De aanslagen in Parijs. Verschrikkelijk. Molenbeek in België, dat is een plek waar enkele terroristen vandaan komen. Deze jongens zijn geradicaliseerd, hebben gevochten in Syrië en keren zich nu tegen hun landgenoten in België en Frankrijk. Hoe kan zoiets gebeuren? En hoe moeten we daar als samenleving mee omgaan?
Ik moet terugdenken aan de aanslag op Charlie Hebdo van een klein half jaar geleden. Burgemeester Aboutaleb van Rotterdam zei toen dat jihadisten, oftewel Nederlanders die zich tegen onze vrijheden keren, maar ‘op moeten rotten’.

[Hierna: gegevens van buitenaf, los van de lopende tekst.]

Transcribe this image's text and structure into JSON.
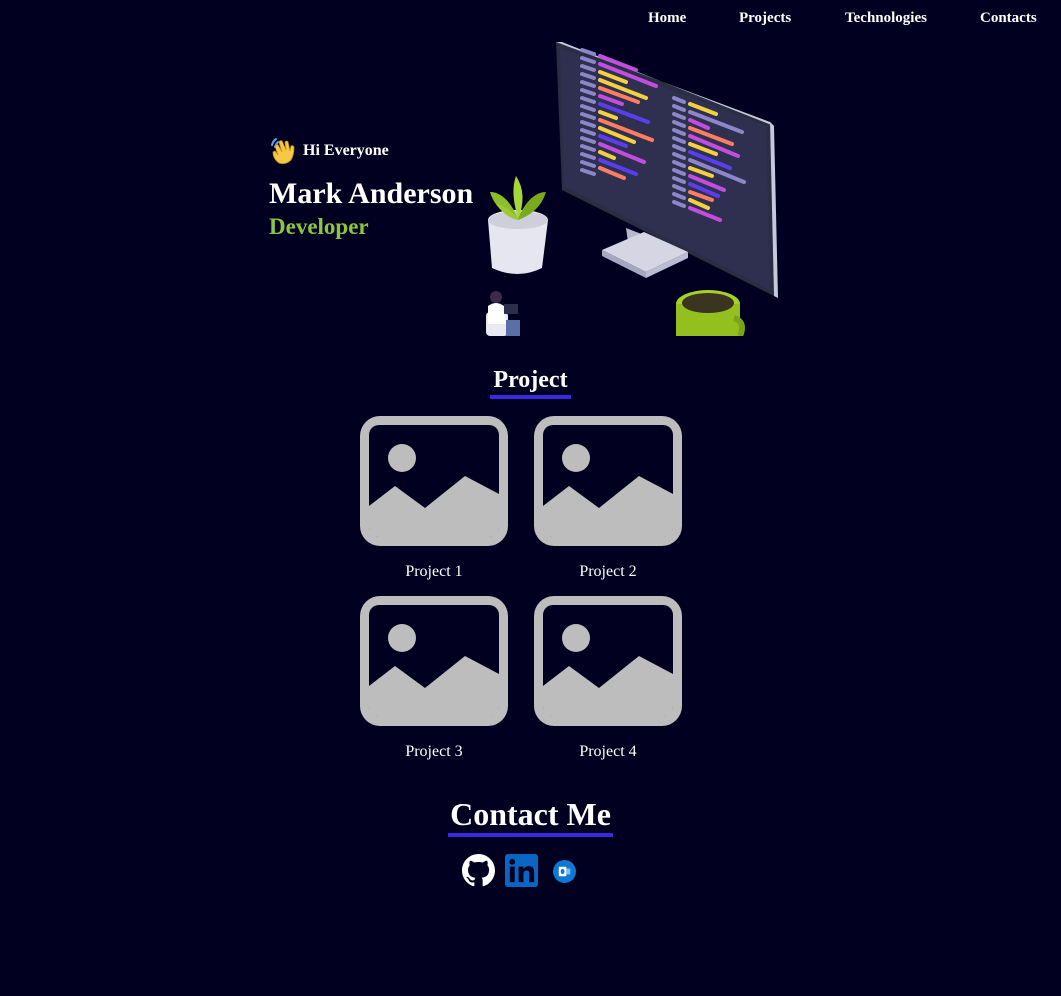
{
  "nav": {
    "items": [
      "Home",
      "Projects",
      "Technologies",
      "Contacts"
    ]
  },
  "hero": {
    "greeting": "Hi Everyone",
    "name": "Mark Anderson",
    "role": "Developer",
    "accent_color": "#8cc63f"
  },
  "projects_section": {
    "title": "Project",
    "items": [
      {
        "label": "Project 1",
        "icon": "image-placeholder-icon"
      },
      {
        "label": "Project 2",
        "icon": "image-placeholder-icon"
      },
      {
        "label": "Project 3",
        "icon": "image-placeholder-icon"
      },
      {
        "label": "Project 4",
        "icon": "image-placeholder-icon"
      }
    ]
  },
  "contact_section": {
    "title": "Contact Me",
    "links": [
      {
        "icon": "github-icon"
      },
      {
        "icon": "linkedin-icon"
      },
      {
        "icon": "outlook-icon"
      }
    ]
  },
  "colors": {
    "background": "#020020",
    "underline": "#3b28e0",
    "placeholder": "#bdbdbd"
  }
}
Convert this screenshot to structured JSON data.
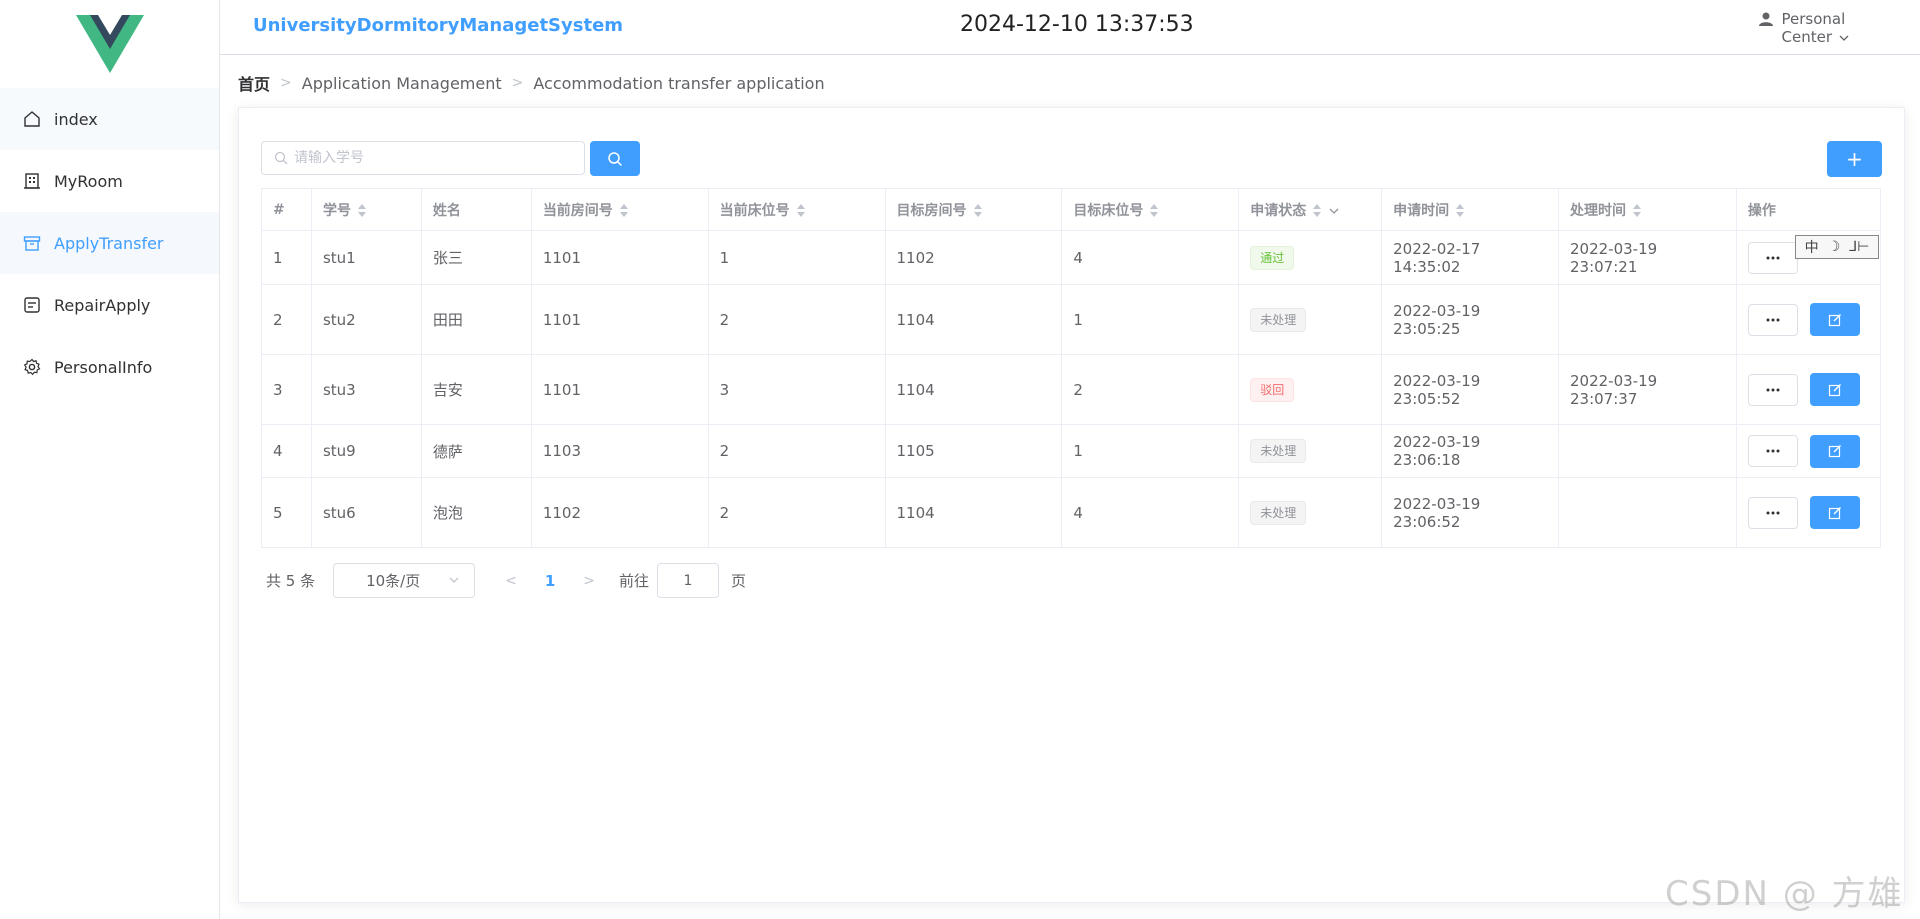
{
  "app": {
    "title": "UniversityDormitoryManagetSystem",
    "clock": "2024-12-10 13:37:53",
    "user_label_line1": "Personal",
    "user_label_line2": "Center"
  },
  "sidebar": {
    "items": [
      {
        "label": "index",
        "icon": "home-icon"
      },
      {
        "label": "MyRoom",
        "icon": "building-icon"
      },
      {
        "label": "ApplyTransfer",
        "icon": "box-icon"
      },
      {
        "label": "RepairApply",
        "icon": "repair-icon"
      },
      {
        "label": "PersonalInfo",
        "icon": "gear-icon"
      }
    ],
    "active_index": 2
  },
  "breadcrumb": {
    "home": "首页",
    "level1": "Application Management",
    "level2": "Accommodation transfer application"
  },
  "search": {
    "placeholder": "请输入学号",
    "value": ""
  },
  "toolbar": {
    "add_label": "+"
  },
  "table": {
    "columns": [
      "#",
      "学号",
      "姓名",
      "当前房间号",
      "当前床位号",
      "目标房间号",
      "目标床位号",
      "申请状态",
      "申请时间",
      "处理时间",
      "操作"
    ],
    "rows": [
      {
        "no": "1",
        "student_id": "stu1",
        "name": "张三",
        "cur_room": "1101",
        "cur_bed": "1",
        "target_room": "1102",
        "target_bed": "4",
        "status": "通过",
        "status_type": "success",
        "apply_time": "2022-02-17 14:35:02",
        "process_time": "2022-03-19 23:07:21"
      },
      {
        "no": "2",
        "student_id": "stu2",
        "name": "田田",
        "cur_room": "1101",
        "cur_bed": "2",
        "target_room": "1104",
        "target_bed": "1",
        "status": "未处理",
        "status_type": "info",
        "apply_time": "2022-03-19 23:05:25",
        "process_time": ""
      },
      {
        "no": "3",
        "student_id": "stu3",
        "name": "吉安",
        "cur_room": "1101",
        "cur_bed": "3",
        "target_room": "1104",
        "target_bed": "2",
        "status": "驳回",
        "status_type": "danger",
        "apply_time": "2022-03-19 23:05:52",
        "process_time": "2022-03-19 23:07:37"
      },
      {
        "no": "4",
        "student_id": "stu9",
        "name": "德萨",
        "cur_room": "1103",
        "cur_bed": "2",
        "target_room": "1105",
        "target_bed": "1",
        "status": "未处理",
        "status_type": "info",
        "apply_time": "2022-03-19 23:06:18",
        "process_time": ""
      },
      {
        "no": "5",
        "student_id": "stu6",
        "name": "泡泡",
        "cur_room": "1102",
        "cur_bed": "2",
        "target_room": "1104",
        "target_bed": "4",
        "status": "未处理",
        "status_type": "info",
        "apply_time": "2022-03-19 23:06:52",
        "process_time": ""
      }
    ]
  },
  "ime_bar": {
    "items": [
      "中",
      "☽",
      "⅃⊢"
    ]
  },
  "pagination": {
    "total": "共 5 条",
    "page_size": "10条/页",
    "current": "1",
    "goto_label": "前往",
    "goto_value": "1",
    "goto_unit": "页"
  },
  "watermark": "CSDN @   方雄",
  "colors": {
    "primary": "#409eff",
    "success": "#67c23a",
    "danger": "#f56c6c",
    "info": "#909399",
    "logo_green": "#41b883",
    "logo_dark": "#35495e"
  }
}
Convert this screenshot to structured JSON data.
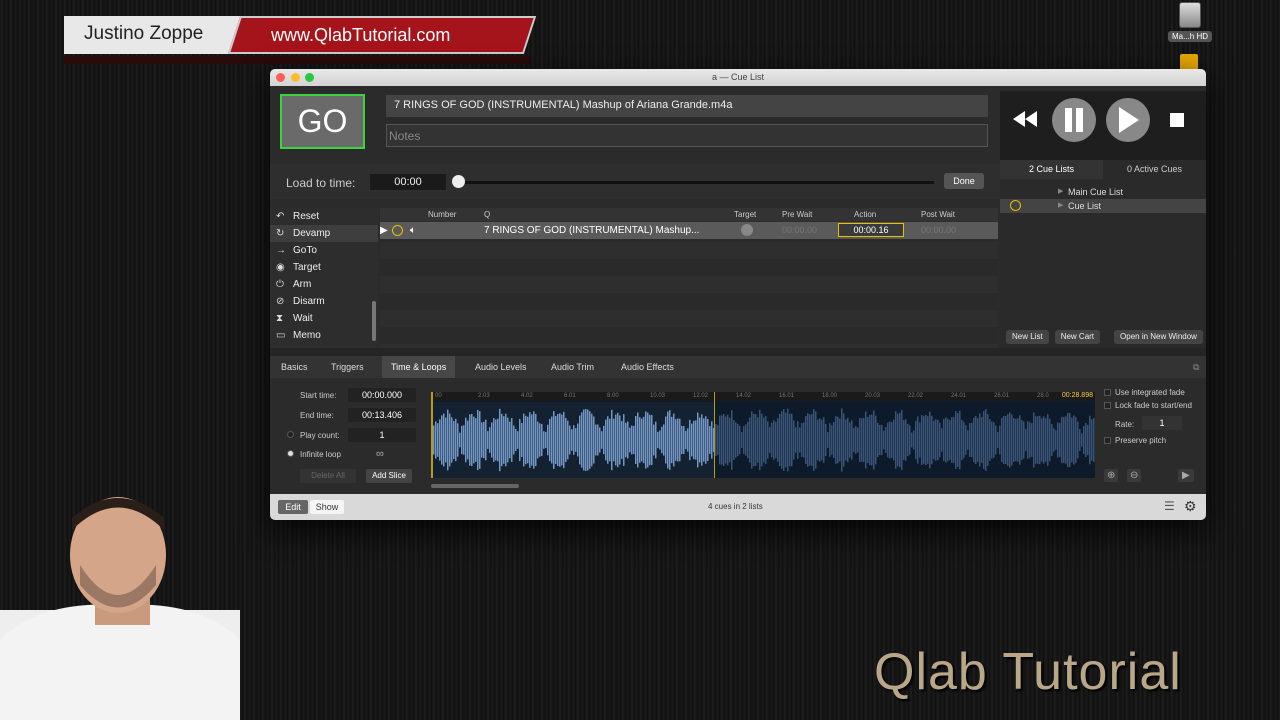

Vooropgesteld: ik vind Aboutaleb een geweldig bestuurder. En op het eerste gezicht lijkt deze uitspraak best logisch en aannemelijk. Het is op geen enkele manier te tolereren wat deze terroristen hebben gedaan. Uiteraard moeten zij gepakt en vervolgd worden. Maar betekent dat ook dat alle jihadisten in bijvoorbeeld België of Nederland beter op zouden kunnen rotten?
Volgens mij niet. Om het voor nu tot Nederlandse jihadisten te beperken: dit zijn mensen die dezelfde nationaliteit hebben als wij. Zij zijn geboren en getogen in hetzelfde land.
Vervolgens hebben zij zich radicaal tegen alle kernwaarden van onze samenleving gericht. Dat is een probleem. Een probleem waar je als samenleving mee om moet gaan. Door te zeggen dat jihadisten beter op kunnen rotten, zet je het probleem in feite van je af. Het is te makkelijk en te simplistisch. Terwijl we nu als samenleving ook naar onszelf moeten kijken hoe en waardoor dit heeft kunnen gebeuren.
In onze rechtspraak is terrorisme verboden. Natuurlijk moeten de daders bestraft worden. Maar we moeten er ook over nadenken wat voor positie deze mensen ooit weer in de maatschappij moeten gaan innemen. En we moeten terroristische daden voor de toekomst zien te voorkomen.
Dit zijn ook onze burgers. Daarom moeten we er juist alles aan doen om ervoor te zorgen dat jihadisten níet oprotten.